One Hispanic Man’s Journey to Acceptance for a Heart Transplant
The situation was simple: José Rodriguez needed a new heart. Yet when offered the opportunity for a transplant, José’s answer was a resounding “no.”
The reasons for his refusal were complex, but the bottom line for José was that he would rather die than undergo the procedure. “That’s not for me,” he at first told heart failure specialist Johanna Contreras, MD, Associate Professor of Medicine (Cardiology) at the Icahn School of Medicine at Mount Sinai. She explained that the chance to be matched with a heart donor is a precious opportunity. There are rigorous criteria to qualify, including blood type, tissue matching, and overall suitability. But José was adamant.
This is all too familiar a response, especially among Hispanic patients, says Dr. Contreras, who has studied heart health disparities. Many in the Hispanic community have a distrust of the transplant process, Dr. Contreras says, and they believe that it is still an experimental process.
“I sometimes tell a patient, ‘You are not going to survive with the heart you have, and once it starts to fail, it causes complications in the other organs.’ And they say no. They don’t want anything,” Dr. Contreras said. She led a study of national data from 2007 to 2016 and found that the number of heart transplants increased for both non-Hispanic whites and Hispanics. But there was a much smaller increase in both donors and transplant recipients among Hispanics.
Dr. Contreras feels that it is vitally important to correct such disparities in the Hispanic community, who are at a higher risk for heart disease and heart failure. First, heart transplants have become much more commonplace—and the results are extremely favorable. Although heart transplants carry risks, 85 percent of heart transplant patients live past the first year, which is the most critical. The median survival rate is 14 years. And while “many associate the heart with the soul and feelings, it is an organ like any other,” Dr. Contreras says.
José’s journey from no to yes was a complicated one. Earlier, in his 40s, he began to have difficulty breathing and experienced swelling in his limbs. He tried to dismiss the symptoms as the result of minor causes, but his condition worsened.
José finally had to go to the hospital, and he was told that his heart had become too large and he needed a transplant. “From the beginning when they told me about the transplant, I said no, that’s not for me. I would rather die than submit to one,” he said in a report about his health journey on Univision.

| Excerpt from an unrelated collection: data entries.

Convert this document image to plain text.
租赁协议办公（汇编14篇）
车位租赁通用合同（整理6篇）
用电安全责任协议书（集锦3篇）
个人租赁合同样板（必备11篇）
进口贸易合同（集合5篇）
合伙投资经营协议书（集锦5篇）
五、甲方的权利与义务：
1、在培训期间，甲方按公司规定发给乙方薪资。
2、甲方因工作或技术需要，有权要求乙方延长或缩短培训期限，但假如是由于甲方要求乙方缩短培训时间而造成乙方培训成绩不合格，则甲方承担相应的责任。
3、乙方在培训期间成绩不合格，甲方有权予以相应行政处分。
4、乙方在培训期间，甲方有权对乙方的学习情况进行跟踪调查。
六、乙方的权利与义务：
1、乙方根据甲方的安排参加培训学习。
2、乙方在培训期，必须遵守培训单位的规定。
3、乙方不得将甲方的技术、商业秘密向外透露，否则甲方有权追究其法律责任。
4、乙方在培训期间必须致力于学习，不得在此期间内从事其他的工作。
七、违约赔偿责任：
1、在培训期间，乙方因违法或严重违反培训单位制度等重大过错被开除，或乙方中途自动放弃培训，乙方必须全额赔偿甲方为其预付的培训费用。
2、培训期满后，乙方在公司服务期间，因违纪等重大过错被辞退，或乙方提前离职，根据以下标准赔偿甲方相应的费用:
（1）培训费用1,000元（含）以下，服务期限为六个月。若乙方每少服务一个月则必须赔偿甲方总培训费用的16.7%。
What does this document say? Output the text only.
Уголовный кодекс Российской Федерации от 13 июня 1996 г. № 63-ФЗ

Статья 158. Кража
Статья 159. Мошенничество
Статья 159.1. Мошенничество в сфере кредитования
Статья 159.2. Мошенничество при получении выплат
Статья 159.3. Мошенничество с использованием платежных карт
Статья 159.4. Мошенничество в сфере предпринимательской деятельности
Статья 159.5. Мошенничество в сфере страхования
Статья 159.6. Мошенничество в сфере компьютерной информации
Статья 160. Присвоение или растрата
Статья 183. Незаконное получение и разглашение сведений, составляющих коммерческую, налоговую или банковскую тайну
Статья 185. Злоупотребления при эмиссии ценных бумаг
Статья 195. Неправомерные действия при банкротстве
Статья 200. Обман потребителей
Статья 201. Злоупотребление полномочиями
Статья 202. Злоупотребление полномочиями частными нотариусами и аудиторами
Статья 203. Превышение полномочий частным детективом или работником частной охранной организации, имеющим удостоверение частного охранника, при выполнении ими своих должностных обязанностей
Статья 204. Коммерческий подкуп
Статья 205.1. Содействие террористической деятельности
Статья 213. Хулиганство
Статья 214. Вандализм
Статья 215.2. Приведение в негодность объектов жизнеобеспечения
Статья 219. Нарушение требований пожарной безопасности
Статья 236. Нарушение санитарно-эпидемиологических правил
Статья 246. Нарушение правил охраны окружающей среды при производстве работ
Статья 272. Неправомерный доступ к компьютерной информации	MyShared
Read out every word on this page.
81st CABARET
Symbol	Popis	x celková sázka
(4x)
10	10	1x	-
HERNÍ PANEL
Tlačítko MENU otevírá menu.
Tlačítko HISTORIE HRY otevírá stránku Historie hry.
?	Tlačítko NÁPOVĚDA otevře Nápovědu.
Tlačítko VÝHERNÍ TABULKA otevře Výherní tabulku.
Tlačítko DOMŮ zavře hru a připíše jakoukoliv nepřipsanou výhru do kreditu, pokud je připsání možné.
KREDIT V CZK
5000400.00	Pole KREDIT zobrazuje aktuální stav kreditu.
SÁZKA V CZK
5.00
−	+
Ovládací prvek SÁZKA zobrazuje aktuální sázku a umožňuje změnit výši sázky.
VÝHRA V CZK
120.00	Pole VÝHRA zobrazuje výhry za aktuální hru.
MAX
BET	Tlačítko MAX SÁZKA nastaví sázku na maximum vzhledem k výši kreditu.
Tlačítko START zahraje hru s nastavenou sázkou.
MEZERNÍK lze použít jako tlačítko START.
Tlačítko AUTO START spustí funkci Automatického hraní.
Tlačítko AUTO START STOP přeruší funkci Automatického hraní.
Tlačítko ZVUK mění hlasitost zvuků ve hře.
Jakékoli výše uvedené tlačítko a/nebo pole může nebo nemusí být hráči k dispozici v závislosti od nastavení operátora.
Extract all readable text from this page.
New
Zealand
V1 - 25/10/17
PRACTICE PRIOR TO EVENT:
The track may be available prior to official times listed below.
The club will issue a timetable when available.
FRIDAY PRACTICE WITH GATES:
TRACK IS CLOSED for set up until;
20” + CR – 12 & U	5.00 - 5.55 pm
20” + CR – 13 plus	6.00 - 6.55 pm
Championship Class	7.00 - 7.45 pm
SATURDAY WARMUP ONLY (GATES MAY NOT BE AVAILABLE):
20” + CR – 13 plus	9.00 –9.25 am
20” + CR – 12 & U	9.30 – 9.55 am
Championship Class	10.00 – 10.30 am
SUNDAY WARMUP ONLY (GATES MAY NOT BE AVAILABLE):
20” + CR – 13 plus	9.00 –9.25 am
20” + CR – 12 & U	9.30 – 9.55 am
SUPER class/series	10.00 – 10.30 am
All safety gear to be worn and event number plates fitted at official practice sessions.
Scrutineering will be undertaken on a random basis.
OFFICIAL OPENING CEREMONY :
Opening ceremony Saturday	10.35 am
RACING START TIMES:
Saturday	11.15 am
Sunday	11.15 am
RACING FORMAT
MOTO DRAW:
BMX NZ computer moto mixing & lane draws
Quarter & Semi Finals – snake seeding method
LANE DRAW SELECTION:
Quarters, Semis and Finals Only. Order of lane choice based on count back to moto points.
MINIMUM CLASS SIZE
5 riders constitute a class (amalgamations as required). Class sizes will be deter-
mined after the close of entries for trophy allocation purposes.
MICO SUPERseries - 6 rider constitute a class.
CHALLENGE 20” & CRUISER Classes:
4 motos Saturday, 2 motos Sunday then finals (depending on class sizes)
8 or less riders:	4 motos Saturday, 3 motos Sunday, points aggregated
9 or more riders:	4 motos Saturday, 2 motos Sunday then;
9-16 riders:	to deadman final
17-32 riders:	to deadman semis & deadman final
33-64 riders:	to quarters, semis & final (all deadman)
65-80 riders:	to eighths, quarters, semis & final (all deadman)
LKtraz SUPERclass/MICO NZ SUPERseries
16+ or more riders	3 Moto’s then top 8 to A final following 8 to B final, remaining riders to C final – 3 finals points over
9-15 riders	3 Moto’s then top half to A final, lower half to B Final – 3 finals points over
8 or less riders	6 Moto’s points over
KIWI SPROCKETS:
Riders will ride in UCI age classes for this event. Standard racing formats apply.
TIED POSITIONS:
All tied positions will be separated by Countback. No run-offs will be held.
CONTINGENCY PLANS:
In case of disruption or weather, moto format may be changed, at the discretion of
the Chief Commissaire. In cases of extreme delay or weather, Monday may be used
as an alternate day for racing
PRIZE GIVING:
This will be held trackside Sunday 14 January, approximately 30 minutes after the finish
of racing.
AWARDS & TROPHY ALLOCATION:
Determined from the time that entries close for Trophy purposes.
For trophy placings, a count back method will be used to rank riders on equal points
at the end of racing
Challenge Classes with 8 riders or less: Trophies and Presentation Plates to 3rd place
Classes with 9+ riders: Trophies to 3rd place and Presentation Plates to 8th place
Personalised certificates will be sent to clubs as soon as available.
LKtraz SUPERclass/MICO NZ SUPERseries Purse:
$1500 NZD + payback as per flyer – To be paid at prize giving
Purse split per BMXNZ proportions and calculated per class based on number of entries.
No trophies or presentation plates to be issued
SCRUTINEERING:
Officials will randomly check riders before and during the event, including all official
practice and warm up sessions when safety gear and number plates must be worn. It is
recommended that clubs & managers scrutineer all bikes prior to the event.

José struggled on for a few more years, but he wound up in the hospital again, practically unable to breathe or walk. “I was suffocating,” José says, “and everything was swollen.” This time, Dr. Contreras was his physician. And his situation was now an emergency. “There was no time to wait for a transplant,” Dr. Contreras says. “He was not going to survive.”
Dr. Contreras recommended implanting a device to help his heart pump blood more strongly, called a left ventricular assist device (LVAD). But again José resisted. “I refused until the last moment until the doctor told me, ‘José, if you don’t wear this, you’re going to die.’ She had to really scare me,” he says.
He got the LVAD, and he agreed to be put on the list for a heart transplant. His quality of life improved immediately, and for the first time in years he was reminded what it was like to live without feeling like he was suffocating. Mechanical pumps such as the LVAD enable patients to recover much of their lost vitality. And for patients who aren’t eligible for heart transplants, they can add decades of life. The device also enables patients like José to wait for a suitable donor, which may take a long time.
But for José, it came surprisingly soon. He remembers receiving the call from Dr. Contreras with a mixture of astonishment and terror—so much so that she had to call him twice before it set in that this was real. “I was alone in my house, and they told me they had found a heart for me. It was a shock. I started to cry. But 24 hours later, I had a new heart.”
Two weeks after the transplant, José was back home. And two months later, he was back at work. Today, he feels like a new man and is even able to go fishing. “If I had known that everything was going to turn out so well, I would have opted for the operation much earlier,” he says.
And he is aware of his good fortune. “Not everyone is lucky enough to receive a heart. I am grateful to my hero, my donor. He gave me the gift of life. I want to write his family a letter, and let them know that their son lives in me and that I will take care of his heart.”